R. v. Williams, [1998] 1 S.C.R. 1128
Victor Daniel Williams Appellant
v.
Her Majesty The Queen Respondent
and
The Attorney General of Canada,
the Attorney General for Ontario,
Aboriginal Legal Services of Toronto Inc.,
the African Canadian Legal Clinic,
the Urban Alliance on Race Relations (Justice)
and the Criminal Lawyers’ Association (Ontario) Interveners
Indexed as: R. v. Williams
File No.: 25375.
1998: February 24; 1998: June 4.
Present: Lamer C.J. and L’Heureux‑Dubé, Gonthier, Cory, McLachlin, Iacobucci, Major, Bastarache and Binnie JJ.

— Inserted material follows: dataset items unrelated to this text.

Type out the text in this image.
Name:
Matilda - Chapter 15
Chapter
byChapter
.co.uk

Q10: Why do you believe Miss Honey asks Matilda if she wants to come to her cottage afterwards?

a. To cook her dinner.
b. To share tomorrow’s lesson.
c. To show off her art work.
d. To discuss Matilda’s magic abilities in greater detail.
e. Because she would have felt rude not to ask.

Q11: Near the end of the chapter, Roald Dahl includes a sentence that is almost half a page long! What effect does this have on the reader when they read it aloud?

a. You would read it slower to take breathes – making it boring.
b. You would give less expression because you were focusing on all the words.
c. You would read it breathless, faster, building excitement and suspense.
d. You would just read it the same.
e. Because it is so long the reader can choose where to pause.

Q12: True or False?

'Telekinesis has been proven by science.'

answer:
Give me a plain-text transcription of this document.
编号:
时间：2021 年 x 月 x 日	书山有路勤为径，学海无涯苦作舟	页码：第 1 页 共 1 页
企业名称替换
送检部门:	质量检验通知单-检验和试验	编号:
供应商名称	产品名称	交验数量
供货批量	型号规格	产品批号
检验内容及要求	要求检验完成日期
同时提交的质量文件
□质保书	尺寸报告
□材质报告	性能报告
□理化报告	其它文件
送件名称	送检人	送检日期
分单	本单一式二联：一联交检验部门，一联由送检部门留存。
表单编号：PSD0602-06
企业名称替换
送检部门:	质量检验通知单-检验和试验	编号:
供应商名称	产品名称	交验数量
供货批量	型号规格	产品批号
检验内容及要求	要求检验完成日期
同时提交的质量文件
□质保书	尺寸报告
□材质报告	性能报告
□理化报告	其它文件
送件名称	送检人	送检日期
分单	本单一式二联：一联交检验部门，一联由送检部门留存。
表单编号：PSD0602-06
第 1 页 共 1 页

on appeal from the court of appeal for british columbia
Criminal law ‑‑ Trial ‑‑ Procedure ‑‑ Challenge for cause ‑‑ Racial bias ‑‑ Whether prospective jurors can be questioned as to racial bias ‑‑ Criminal Code, R.S.C., 1985, c. C‑46, ss. 638,, 649 ‑‑ Canadian Charter of Rights and Freedoms, ss. 7, , 11(d), , 15(1).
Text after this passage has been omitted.